International charity Save the Children says two of its staff are missing in Myanmar after more than 30 bodies were found following an attack blamed on the military.
Troops forced people from their cars, arrested some, killed others and burned their bodies in eastern Kayah state, the charity says.
Children and women are believed to be among the victims of Friday’s incident.
The military says it killed a number of armed terrorists in the area.
Mass protests have been taking place across Myanmar (also known as Burma) since the military seized control in February.
Elected leader Aung San Suu Kyi and members of her National League for Democracy (NLD) party are among those detained.
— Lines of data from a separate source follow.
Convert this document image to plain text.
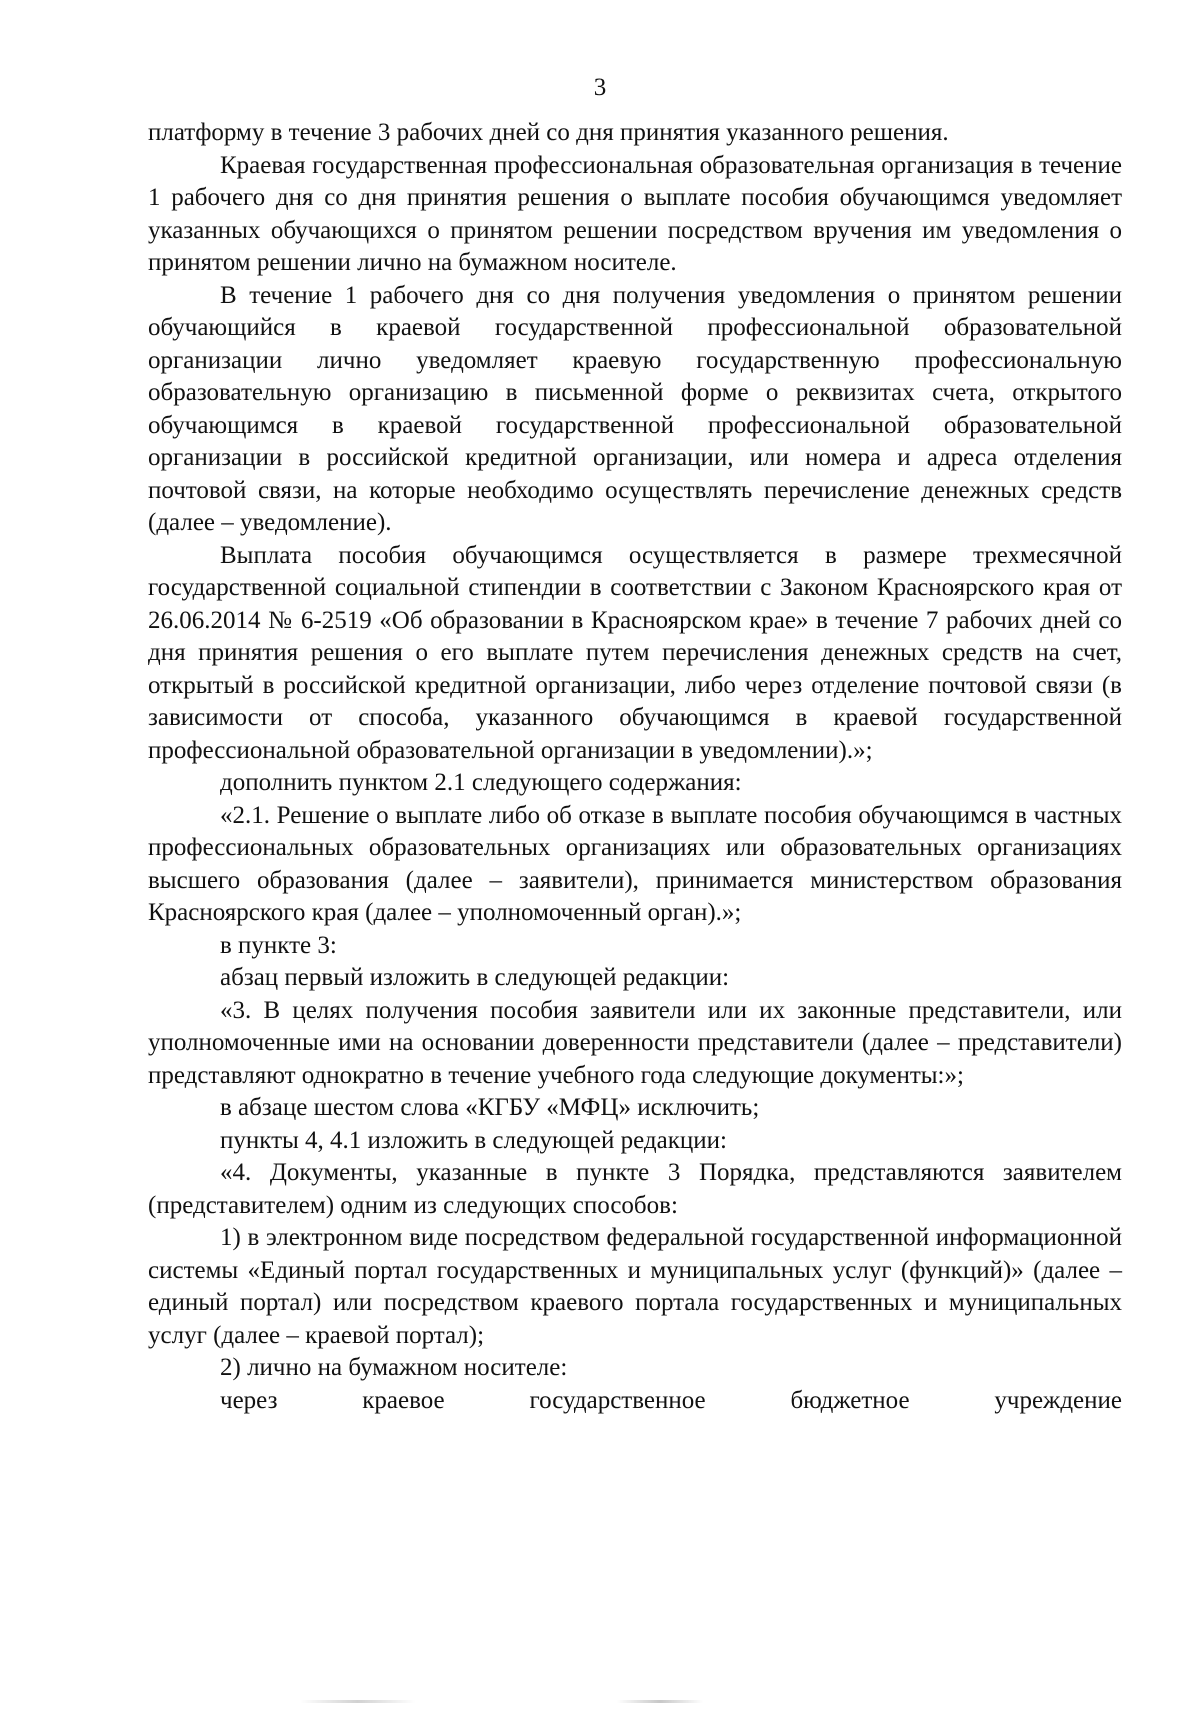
3

платформу в течение 3 рабочих дней со дня принятия указанного решения.

Краевая государственная профессиональная образовательная организация в течение 1 рабочего дня со дня принятия решения о выплате пособия обучающимся уведомляет указанных обучающихся о принятом решении посредством вручения им уведомления о принятом решении лично на бумажном носителе.

В течение 1 рабочего дня со дня получения уведомления о принятом решении обучающийся в краевой государственной профессиональной образовательной организации лично уведомляет краевую государственную профессиональную образовательную организацию в письменной форме о реквизитах счета, открытого обучающимся в краевой государственной профессиональной образовательной организации в российской кредитной организации, или номера и адреса отделения почтовой связи, на которые необходимо осуществлять перечисление денежных средств (далее – уведомление).

Выплата пособия обучающимся осуществляется в размере трехмесячной государственной социальной стипендии в соответствии с Законом Красноярского края от 26.06.2014 № 6-2519 «Об образовании в Красноярском крае» в течение 7 рабочих дней со дня принятия решения о его выплате путем перечисления денежных средств на счет, открытый в российской кредитной организации, либо через отделение почтовой связи (в зависимости от способа, указанного обучающимся в краевой государственной профессиональной образовательной организации в уведомлении).»;

дополнить пунктом 2.1 следующего содержания:

«2.1. Решение о выплате либо об отказе в выплате пособия обучающимся в частных профессиональных образовательных организациях или образовательных организациях высшего образования (далее – заявители), принимается министерством образования Красноярского края (далее – уполномоченный орган).»;

в пункте 3:

абзац первый изложить в следующей редакции:

«3. В целях получения пособия заявители или их законные представители, или уполномоченные ими на основании доверенности представители (далее – представители) представляют однократно в течение учебного года следующие документы:»;

в абзаце шестом слова «КГБУ «МФЦ» исключить;

пункты 4, 4.1 изложить в следующей редакции:

«4. Документы, указанные в пункте 3 Порядка, представляются заявителем (представителем) одним из следующих способов:

1) в электронном виде посредством федеральной государственной информационной системы «Единый портал государственных и муниципальных услуг (функций)» (далее – единый портал) или посредством краевого портала государственных и муниципальных услуг (далее – краевой портал);

2) лично на бумажном носителе:

через краевое государственное бюджетное учреждение
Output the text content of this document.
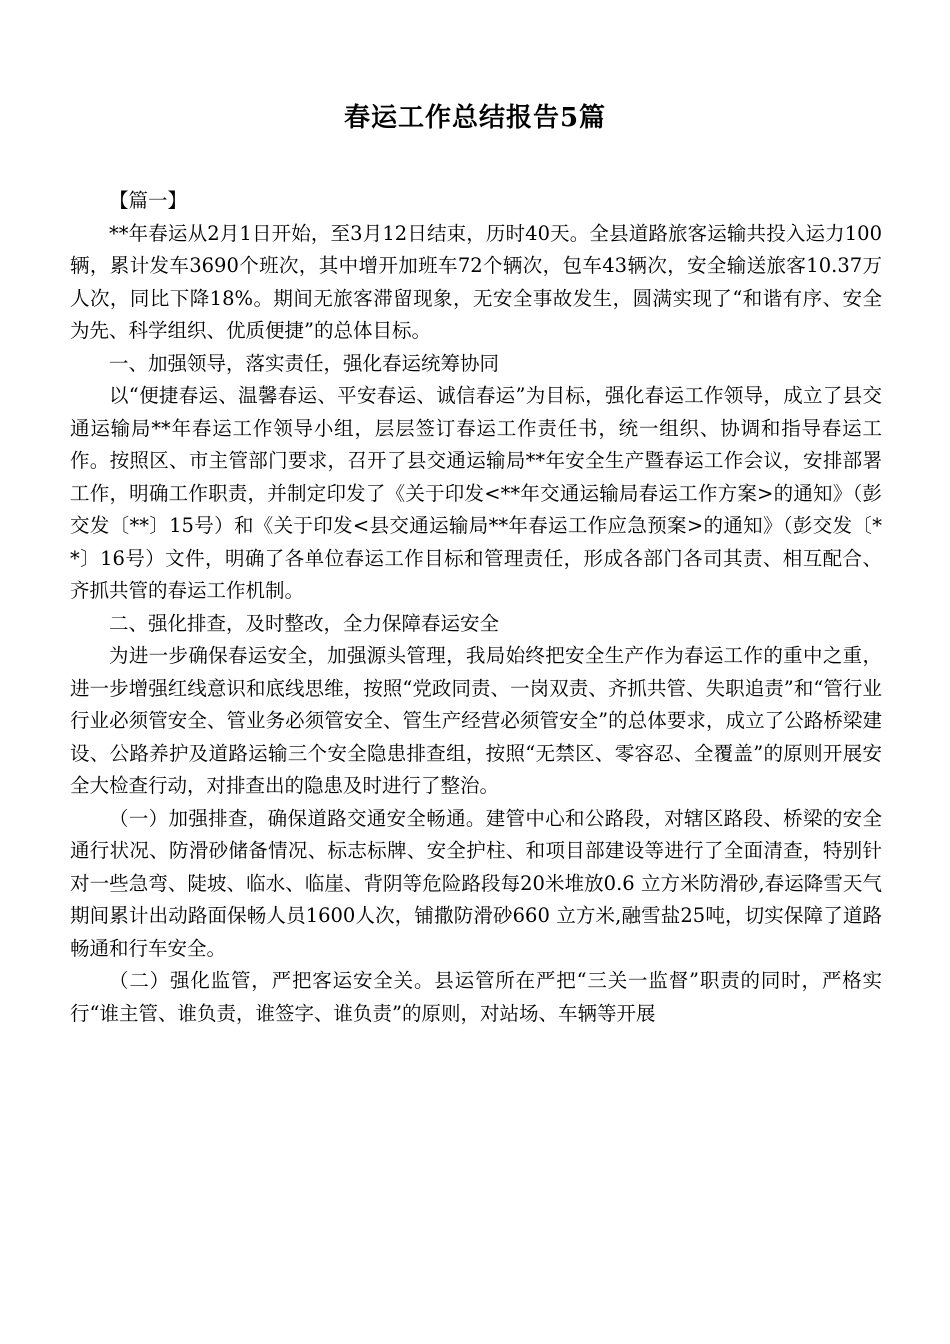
春运工作总结报告5篇

【篇一】

**年春运从2月1日开始，至3月12日结束，历时40天。全县道路旅客运输共投入运力100辆，累计发车3690个班次，其中增开加班车72个辆次，包车43辆次，安全输送旅客10.37万人次，同比下降18%。期间无旅客滞留现象，无安全事故发生，圆满实现了“和谐有序、安全为先、科学组织、优质便捷”的总体目标。

一、加强领导，落实责任，强化春运统筹协同

以“便捷春运、温馨春运、平安春运、诚信春运”为目标，强化春运工作领导，成立了县交通运输局**年春运工作领导小组，层层签订春运工作责任书，统一组织、协调和指导春运工作。按照区、市主管部门要求，召开了县交通运输局**年安全生产暨春运工作会议，安排部署工作，明确工作职责，并制定印发了《关于印发<**年交通运输局春运工作方案>的通知》（彭交发〔**〕15号）和《关于印发<县交通运输局**年春运工作应急预案>的通知》（彭交发〔**〕16号）文件，明确了各单位春运工作目标和管理责任，形成各部门各司其责、相互配合、齐抓共管的春运工作机制。

二、强化排查，及时整改，全力保障春运安全

为进一步确保春运安全，加强源头管理，我局始终把安全生产作为春运工作的重中之重，进一步增强红线意识和底线思维，按照“党政同责、一岗双责、齐抓共管、失职追责”和“管行业行业必须管安全、管业务必须管安全、管生产经营必须管安全”的总体要求，成立了公路桥梁建设、公路养护及道路运输三个安全隐患排查组，按照“无禁区、零容忍、全覆盖”的原则开展安全大检查行动，对排查出的隐患及时进行了整治。

（一）加强排查，确保道路交通安全畅通。建管中心和公路段，对辖区路段、桥梁的安全通行状况、防滑砂储备情况、标志标牌、安全护柱、和项目部建设等进行了全面清查，特别针对一些急弯、陡坡、临水、临崖、背阴等危险路段每20米堆放0.6 立方米防滑砂,春运降雪天气期间累计出动路面保畅人员1600人次，铺撒防滑砂660 立方米,融雪盐25吨，切实保障了道路畅通和行车安全。

（二）强化监管，严把客运安全关。县运管所在严把“三关一监督”职责的同时，严格实行“谁主管、谁负责，谁签字、谁负责”的原则，对站场、车辆等开展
Hundreds of people, including children, have been killed.
In a statement on Saturday Save the Children condemned the attack, which it says left at least 38 people dead.
It said two staff members travelling home for the holidays after humanitarian work were caught up in the incident and remain missing.
“We have confirmation that their private vehicle was attacked and burned out,” the charity said.
“We are horrified at the violence carried out against innocent civilians and our staff, who are dedicated humanitarians, supporting millions of children in need across Myanmar,” Save the Children’s chief executive Inger Ashing added.
She said investigations into the incident were continuing.
Photos showing the aftermath of the alleged attack in Hpruso township have emerged in which the charred remains of vehicles are visible.
The Karenni National Defence Force, one of the largest of the militias opposing the junta, said the dead were not militia members but civilians seeking refuge from the conflict.
“We were so shocked at seeing that all the dead bodies were different sizes, including children, women and old people,” a commander from group told Reuters news agency.
A spokesman for Myanmar’s military said fighting had broken out in Hpruso on Friday after its troops attempted to stop seven cars driving in a “suspicious way”, according to AFP.
Troops had killed a number of people in the ensuing clash, spokesman Zaw Min Tun told the news agency, without providing any further details.